Das Personal unserer Klinik befindet sich in einer Abwärtsspirale. Durch Corona-Erkrankungen fallen immer wieder Mitarbeiter:innen aus. Auch mit der höheren Arbeitsbelastung der Kolleg:innen steigt der Stresspegel, sodass es nicht verwunderlich ist, dass sich dann noch mehr und mehr Personal krank meldet. Die Letzten, die versuchen, den Betrieb noch irgendwie aufrecht zu erhalten, stehen kurz vor dem oder auch schon mitten im Burnout. Das eigentliche Ziel, qualitativ hochwertige Förderung von Kindern und Eltern anzubieten, scheint zweitrangig. Wir Mitarbeiter:innen müssen miterleben, wie wir Kindern und Eltern durch Personalmangel nicht helfen können, Erfolgserlebnisse auf beiden Seiten bleiben aus und die Frustration steigt. Quantität statt Qualität ist gerade die Devise der Chefs.
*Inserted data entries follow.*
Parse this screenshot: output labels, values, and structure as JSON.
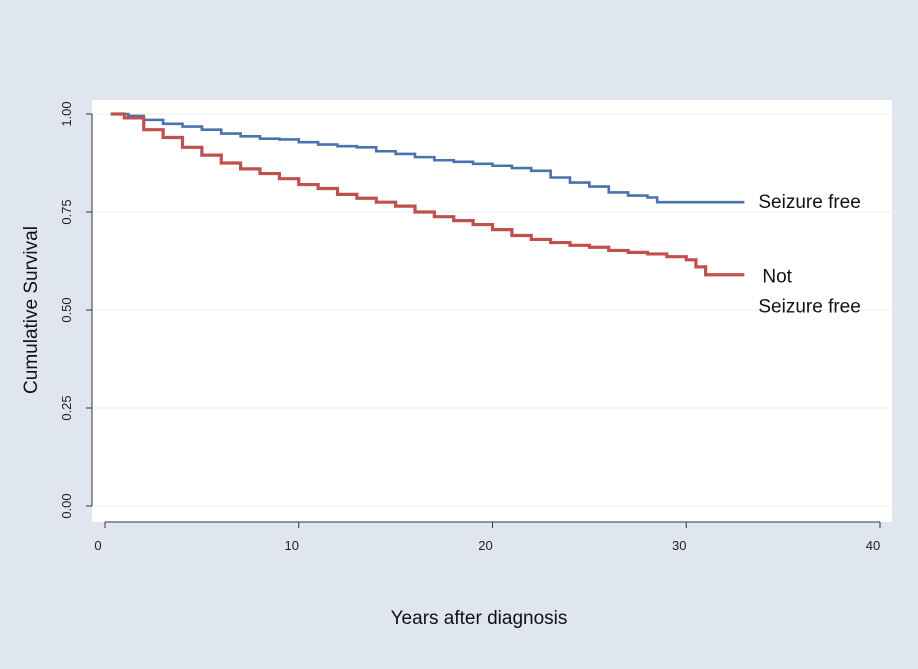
{
  "chart_data": {
    "type": "line",
    "title": "",
    "xlabel": "Years after diagnosis",
    "ylabel": "Cumulative Survival",
    "xlim": [
      0,
      40
    ],
    "ylim": [
      0,
      1
    ],
    "x_ticks": [
      0,
      10,
      20,
      30,
      40
    ],
    "x_tick_labels": [
      "0",
      "10",
      "20",
      "30",
      "40"
    ],
    "y_ticks": [
      0,
      0.25,
      0.5,
      0.75,
      1.0
    ],
    "y_tick_labels": [
      "0.00",
      "0.25",
      "0.50",
      "0.75",
      "1.00"
    ],
    "grid": true,
    "legend": "direct labels at right end of each curve",
    "series": [
      {
        "name": "Seizure free",
        "label_lines": [
          "Seizure free"
        ],
        "color": "#4a72ad",
        "x": [
          0.3,
          1.2,
          2,
          3,
          4,
          5,
          6,
          7,
          8,
          9,
          10,
          11,
          12,
          13,
          14,
          15,
          16,
          17,
          18,
          19,
          20,
          21,
          22,
          23,
          24,
          25,
          26,
          27,
          28,
          28.5,
          29,
          30,
          31,
          32,
          33
        ],
        "y": [
          1.0,
          0.995,
          0.985,
          0.975,
          0.968,
          0.96,
          0.95,
          0.943,
          0.937,
          0.935,
          0.928,
          0.922,
          0.918,
          0.915,
          0.905,
          0.898,
          0.89,
          0.882,
          0.878,
          0.873,
          0.868,
          0.862,
          0.855,
          0.838,
          0.825,
          0.815,
          0.8,
          0.792,
          0.787,
          0.775,
          0.775,
          0.775,
          0.775,
          0.775,
          0.775
        ]
      },
      {
        "name": "Not Seizure free",
        "label_lines": [
          "Not",
          "Seizure free"
        ],
        "color": "#c0504d",
        "x": [
          0.3,
          1,
          2,
          3,
          4,
          5,
          6,
          7,
          8,
          9,
          10,
          11,
          12,
          13,
          14,
          15,
          16,
          17,
          18,
          19,
          20,
          21,
          22,
          23,
          24,
          25,
          26,
          27,
          28,
          29,
          30,
          30.5,
          31,
          32,
          33
        ],
        "y": [
          1.0,
          0.99,
          0.96,
          0.94,
          0.915,
          0.895,
          0.875,
          0.86,
          0.848,
          0.835,
          0.82,
          0.81,
          0.795,
          0.785,
          0.775,
          0.765,
          0.75,
          0.738,
          0.728,
          0.718,
          0.705,
          0.69,
          0.68,
          0.672,
          0.665,
          0.66,
          0.652,
          0.647,
          0.643,
          0.636,
          0.628,
          0.61,
          0.59,
          0.59,
          0.59
        ]
      }
    ]
  }
}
Tief traurig stimmt mich, dass viele Pflegekräfte – manchmal direkt nach der Ausbildung, oder nach nur ein paar Jahren – entscheiden, nicht mehr mit Menschen arbeiten zu wollen. Verständlich bei der Ausbeutung. Ständiges Einspringen, zehn Dienste am Stück, täglich bis zu zehn Stunden Arbeit, meist ohne Pause den kompletten Tag FFP2-Maske tragen, nichts Trinken oder Essen geschweige denn eine Toilettenpause. Wenn dann noch die kleinen Erfolgserlebnisse mit den Kinder ausbleiben, muss auch ich darüber nachdenken, wie lange ich noch in einem Krankenhaus arbeiten will und kann! Bis jetzt verlaufen alle Bemühungen meinerseits, etwas bei den Chefs zu verändern, im Sande. Es scheint nur wichtig zu sein, dass genug Geld fließt, damit sich die Vorgesetzten am Ende des Jahres Bonis ausschütten können.

Das Hauptproblem liegt darin, dass die Klinik ein profitorientiertes Unternehmen ist!

Deswegen fordere ich einen besseren Betreuungsschlüssel sowie angemessene Bezahlung, Wertschätzung und bezahlte Fortbildungen.